Initially, University of Central Arkansas Athletic Director Brad Teague thought that the Bear Nation Celebration, honoring all of the department’s athletes, coaches and major supporters, could be nicely handled with a informal cookout.
Noooo, said the athletes about the awards program, which entered its second year Tuesday night before about 300 athletes and coaches and 300 special supporters at the Farris Center.
"The student-athletes wanted a dress-up, sitdown dinner, so that’s what we give them," said Teague.
The athletes wanted to be seen in different clothing.
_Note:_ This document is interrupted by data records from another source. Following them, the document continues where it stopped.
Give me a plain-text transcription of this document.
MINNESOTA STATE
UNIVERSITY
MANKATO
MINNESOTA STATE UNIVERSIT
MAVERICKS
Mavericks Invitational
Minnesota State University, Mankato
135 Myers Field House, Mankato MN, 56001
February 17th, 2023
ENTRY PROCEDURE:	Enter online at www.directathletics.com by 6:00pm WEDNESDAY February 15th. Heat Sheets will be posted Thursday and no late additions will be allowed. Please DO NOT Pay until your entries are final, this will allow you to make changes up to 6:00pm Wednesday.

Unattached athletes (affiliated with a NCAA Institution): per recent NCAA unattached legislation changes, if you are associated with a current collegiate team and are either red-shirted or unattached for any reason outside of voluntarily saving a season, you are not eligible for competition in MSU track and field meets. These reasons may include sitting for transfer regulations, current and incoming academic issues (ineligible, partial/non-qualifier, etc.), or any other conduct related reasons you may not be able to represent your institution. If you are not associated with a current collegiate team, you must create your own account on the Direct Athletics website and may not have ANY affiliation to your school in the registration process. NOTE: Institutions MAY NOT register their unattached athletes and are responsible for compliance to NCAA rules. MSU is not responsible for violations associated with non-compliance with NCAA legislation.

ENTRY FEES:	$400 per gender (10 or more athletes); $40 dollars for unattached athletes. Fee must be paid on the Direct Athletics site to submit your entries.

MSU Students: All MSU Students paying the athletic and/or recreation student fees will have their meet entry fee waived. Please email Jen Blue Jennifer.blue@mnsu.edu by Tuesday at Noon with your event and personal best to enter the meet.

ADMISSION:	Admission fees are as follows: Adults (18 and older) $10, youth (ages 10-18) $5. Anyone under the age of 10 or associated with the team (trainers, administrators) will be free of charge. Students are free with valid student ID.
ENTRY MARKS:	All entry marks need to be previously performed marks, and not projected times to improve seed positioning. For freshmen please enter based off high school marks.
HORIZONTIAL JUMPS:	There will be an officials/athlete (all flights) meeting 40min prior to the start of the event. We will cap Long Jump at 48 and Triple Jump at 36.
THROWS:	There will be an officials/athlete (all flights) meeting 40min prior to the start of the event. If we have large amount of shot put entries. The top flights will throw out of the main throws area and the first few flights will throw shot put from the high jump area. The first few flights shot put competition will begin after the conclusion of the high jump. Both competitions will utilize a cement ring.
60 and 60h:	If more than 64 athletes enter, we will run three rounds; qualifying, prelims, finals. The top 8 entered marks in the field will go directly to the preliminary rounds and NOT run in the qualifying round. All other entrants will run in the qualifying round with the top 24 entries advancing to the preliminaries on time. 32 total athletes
It was good for the fan base to get a look at them without tied up or muzzled hair and sweaty bodies. For an evening, the young peoples’ appearance reflected a smiling group of young students with the athlete hyphenated athlete tossed on the shelf.
And you needed a red (or purple?) carpet for the fashion show.
The males displayed of current hair styles with eclectic fashion, from upscale shoes to ties and tennies.
For the females, it was a display of long dresses, mini dresses (several that resembed 1950s’ bathing suits) and stilettoes.
While the fashion show was going on as athletes were honored on stage, Teague brought home the message that was most important.
Hes’s recognized as one of the most effective athletic directors in the region, if not the country.
He is committed to giving all UCA athletes the best possible environment and facilities to compete successfully and to give them an enriching college experience on and off the field. He listens.
In turn, Teague sets a high standard, both on-the-field achievement and off-the-field performance and class, for the players, coaches, his staff and himself. He’s committed to turning student-athletes into citizen-former athletes.
"It’s about principles and it’s about winning championships," he said in his State of UCA Athletics Address. "I expect our student-athletes to outwork everyone, to be responsible and reliable, to communicate well, to reflect constant professionalism and class and to make good choices."
Appropriately for an athletic function, he had stats.
UCA athletes had a cumulative grade-point average of 2.98 last year, up from 2.78 when he was named AD five years ago. The cumulative GPA for all the women’s sports was 3.18. Seven of the nine female sports had combined GPAs above 3.0; six of them were above 3.2.
In men’s sports, UCA had a combined GPA of 2.82, up from 2.65 a year ago.
"The GPA has improved every year and the graduation rate for our student-athletes is 10 percentage points higher than that of the student body as a whole," Teague said.
In four years, UCA’s Academic Progress Rate (APR), the major gauge in the NCAA for academic progress, has increased from 939 to 959, the best APR among all Arkansas NCAA scholarship institutions. That means that almost 96 percent of UCA athletes have graduated or are making measured progress toward a degree. Sports that fall below 900 over a multi-year period can face sanctions, including postseason bans and loss of scholarships.
"Bottom line, our student-athletes are graduating, staying in school and staying eligible," Teague said.
In football, the only sport that APR is formally recognized, UCA has led the Southland Conference in APR for two straight years, one of only five schools to do so this time in consecutive years. The Bears were only one of two teams to lead their conference in APR and also make the postseason playoffs.
"The state of UCA athletics is excellent," said Teague, "but the state of UCA is also excellent."
On an evening that the fashion and bling were colorful and bright, so gleamed the numbers.